As I was growing up, I remember being told to push away from the table. All of my friends were dating, I was the one that didn't get asked. And when I did, it was a rear. My sister which was very thin, always had a date, good friends that never said " Oh so- n- so is going to ask me out. Or no dates again this weekend." I always felt like a 3 rd. wheel.
My own dad told me'"Sis do you realize how pretty you would be if you would lose the weight." No one could except me as I was. Because I was bigger I was offending them. I would stand in front of the mirror and just cry. The bad things is that for some reason they couldn't except me for me. Or here's Barb shes the bubbly one. Or fat girls look better with short hair. That long hair made by face look fatter.
I was married at the age of 18, at the time, as I looked back, size 14 wasn't a bad size. Not that big, While pregnant with my son, I lost more weight, then through a divorce, back came the weight. For 3 yrs. I can't say that I found anything or one that enterested me. But food did. Back up to 265.lbs.

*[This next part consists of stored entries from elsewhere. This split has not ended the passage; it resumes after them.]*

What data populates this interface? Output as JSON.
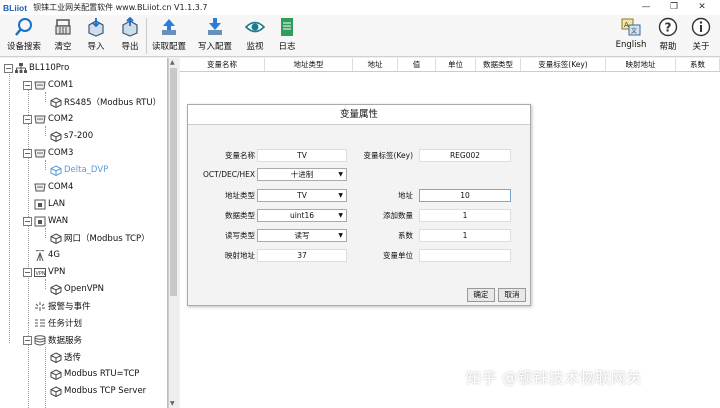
{
  "titlebar": {
    "logo": "BLiiot",
    "title": "钡铼工业网关配置软件 www.BLiiot.cn V1.1.3.7",
    "min": "—",
    "restore": "❐",
    "close": "✕"
  },
  "toolbar": {
    "search": "设备搜索",
    "clear": "清空",
    "import": "导入",
    "export": "导出",
    "read_config": "读取配置",
    "write_config": "写入配置",
    "monitor": "监视",
    "log": "日志",
    "english": "English",
    "help": "帮助",
    "about": "关于"
  },
  "tree": {
    "root": "BL110Pro",
    "com1": "COM1",
    "com1_child": "RS485（Modbus RTU）",
    "com2": "COM2",
    "com2_child": "s7-200",
    "com3": "COM3",
    "com3_child": "Delta_DVP",
    "com4": "COM4",
    "lan": "LAN",
    "wan": "WAN",
    "wan_child": "网口（Modbus TCP）",
    "g4": "4G",
    "vpn": "VPN",
    "vpn_child": "OpenVPN",
    "alarm": "报警与事件",
    "task": "任务计划",
    "data_service": "数据服务",
    "ds1": "透传",
    "ds2": "Modbus RTU=TCP",
    "ds3": "Modbus TCP Server"
  },
  "grid_headers": [
    "变量名称",
    "地址类型",
    "地址",
    "值",
    "单位",
    "数据类型",
    "变量标签(Key)",
    "映射地址",
    "系数"
  ],
  "dialog": {
    "title": "变量属性",
    "var_name_label": "变量名称",
    "var_name": "TV",
    "key_label": "变量标签(Key)",
    "key": "REG002",
    "base_label": "OCT/DEC/HEX",
    "base": "十进制",
    "addr_type_label": "地址类型",
    "addr_type": "TV",
    "addr_label": "地址",
    "addr": "10",
    "dtype_label": "数据类型",
    "dtype": "uint16",
    "add_count_label": "添加数量",
    "add_count": "1",
    "rw_label": "读写类型",
    "rw": "读写",
    "coef_label": "系数",
    "coef": "1",
    "map_label": "映射地址",
    "map": "37",
    "unit_label": "变量单位",
    "unit": "",
    "ok": "确定",
    "cancel": "取消"
  },
  "watermark": "知乎 @钡铼技术物联网关"
}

Then in 1981 I met my husband, he didn't look at me for the weight, he never tried to make me something different. A yr. later gave birth to our daughter, after her birth I lost down to 174 with the help of the Doctor. But after 7 mos. put 30 lbs. back on.

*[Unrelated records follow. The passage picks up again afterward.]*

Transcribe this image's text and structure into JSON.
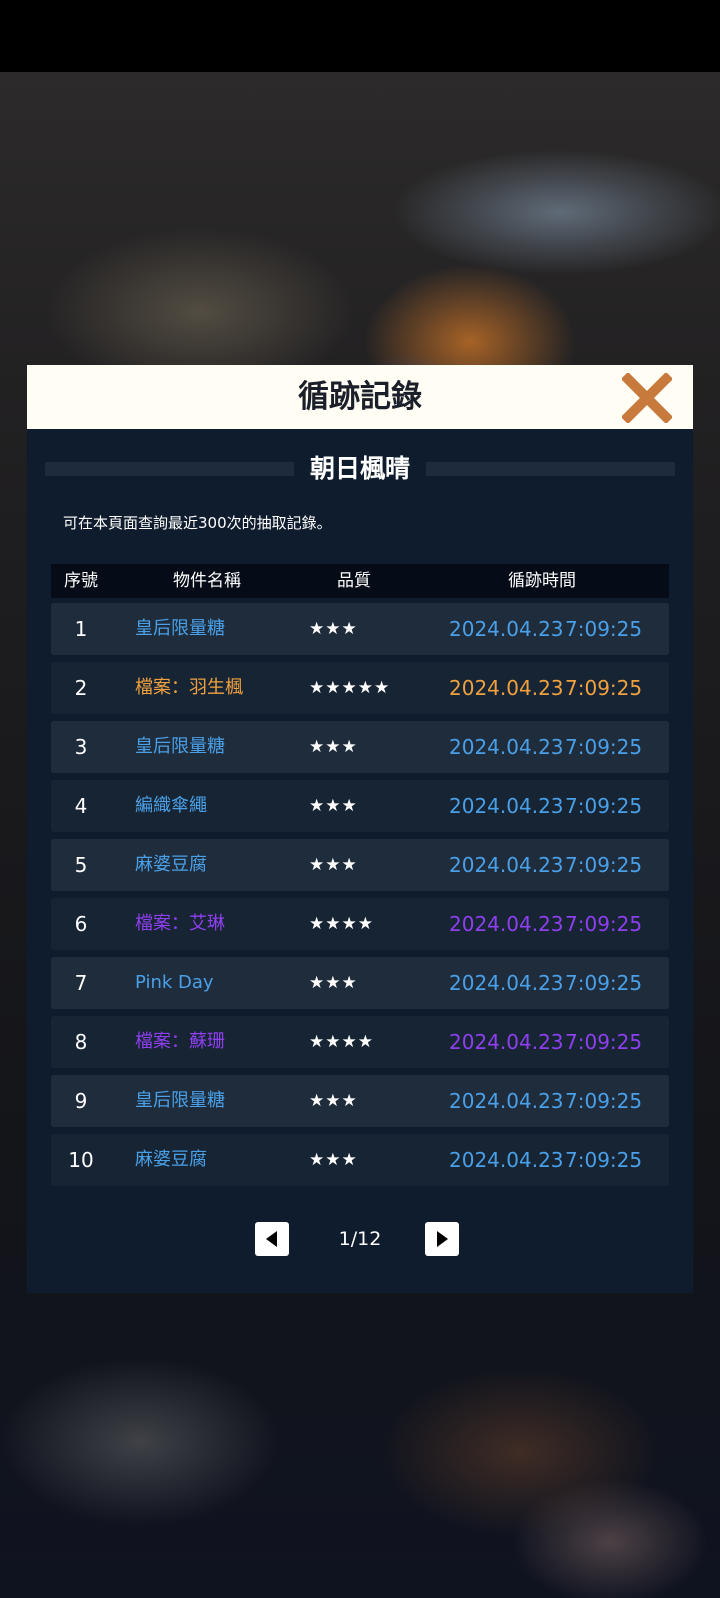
{
  "dialog": {
    "title": "循跡記錄",
    "subtitle": "朝日楓晴",
    "note": "可在本頁面查詢最近300次的抽取記錄。",
    "columns": [
      "序號",
      "物件名稱",
      "品質",
      "循跡時間"
    ],
    "rows": [
      {
        "index": "1",
        "name": "皇后限量糖",
        "stars": "★★★",
        "date": "2024.04.23",
        "time": "7:09:25",
        "quality": "q3"
      },
      {
        "index": "2",
        "name": "檔案：羽生楓",
        "stars": "★★★★★",
        "date": "2024.04.23",
        "time": "7:09:25",
        "quality": "q5"
      },
      {
        "index": "3",
        "name": "皇后限量糖",
        "stars": "★★★",
        "date": "2024.04.23",
        "time": "7:09:25",
        "quality": "q3"
      },
      {
        "index": "4",
        "name": "編織傘繩",
        "stars": "★★★",
        "date": "2024.04.23",
        "time": "7:09:25",
        "quality": "q3"
      },
      {
        "index": "5",
        "name": "麻婆豆腐",
        "stars": "★★★",
        "date": "2024.04.23",
        "time": "7:09:25",
        "quality": "q3"
      },
      {
        "index": "6",
        "name": "檔案：艾琳",
        "stars": "★★★★",
        "date": "2024.04.23",
        "time": "7:09:25",
        "quality": "q4"
      },
      {
        "index": "7",
        "name": "Pink Day",
        "stars": "★★★",
        "date": "2024.04.23",
        "time": "7:09:25",
        "quality": "q3"
      },
      {
        "index": "8",
        "name": "檔案：蘇珊",
        "stars": "★★★★",
        "date": "2024.04.23",
        "time": "7:09:25",
        "quality": "q4"
      },
      {
        "index": "9",
        "name": "皇后限量糖",
        "stars": "★★★",
        "date": "2024.04.23",
        "time": "7:09:25",
        "quality": "q3"
      },
      {
        "index": "10",
        "name": "麻婆豆腐",
        "stars": "★★★",
        "date": "2024.04.23",
        "time": "7:09:25",
        "quality": "q3"
      }
    ],
    "pager": {
      "label": "1/12",
      "prev_icon": "triangle-left-icon",
      "next_icon": "triangle-right-icon"
    },
    "close_icon": "close-x-icon"
  },
  "colors": {
    "quality_3": "#4aa0e8",
    "quality_4": "#8e3ff0",
    "quality_5": "#f0a13e",
    "close_icon": "#c77a3b",
    "panel": "#0f1c2d"
  }
}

I stayed at 206-210 for several yrs. I even had a manager of a telecommunications co. hire me as a admin assistant. But he let me know that he hired me because I was big enough that I wouldn't make his wife jealous. And never let me forget it.
I stayed at the 210 for so long I honestly thought maybe that was the weight I would be the rest of my life. But there was something different in my lifes plan. On Dec. 2003 I went into surgery for my Ackilles Tendeon that I had ruptured. When I came out a walker was handed to me. I was still loopie from the surgery, as I put the walker down so did I put my foot down that was in a splint. re-rupturing the tendeon. Back into surgery for the second time that day.
During the next yr. I was in a wheel-chair for 4 mos. In 7 different cast. and had to learn to walk again. During that time my weight had risen to 310 lbs. and then to 326 and that is where it has stayed.
Now I not only have the tendeon complication, but a list of co-mobidities. as long as the arm. I know this second chance has been along time coming. But lord knows I can't wait to see the thin me inside this lg. unhealthy body. Even if it don't take everything away, hey just half will do.
I am scheduled for my Seminar on 9-7-07. This will be the second one for me. Because of the insurance, and Doctor change. I know there is a reason for everything, and god has a plan. I know there are better things for me. I just want to thank the folks that have gotten me this far.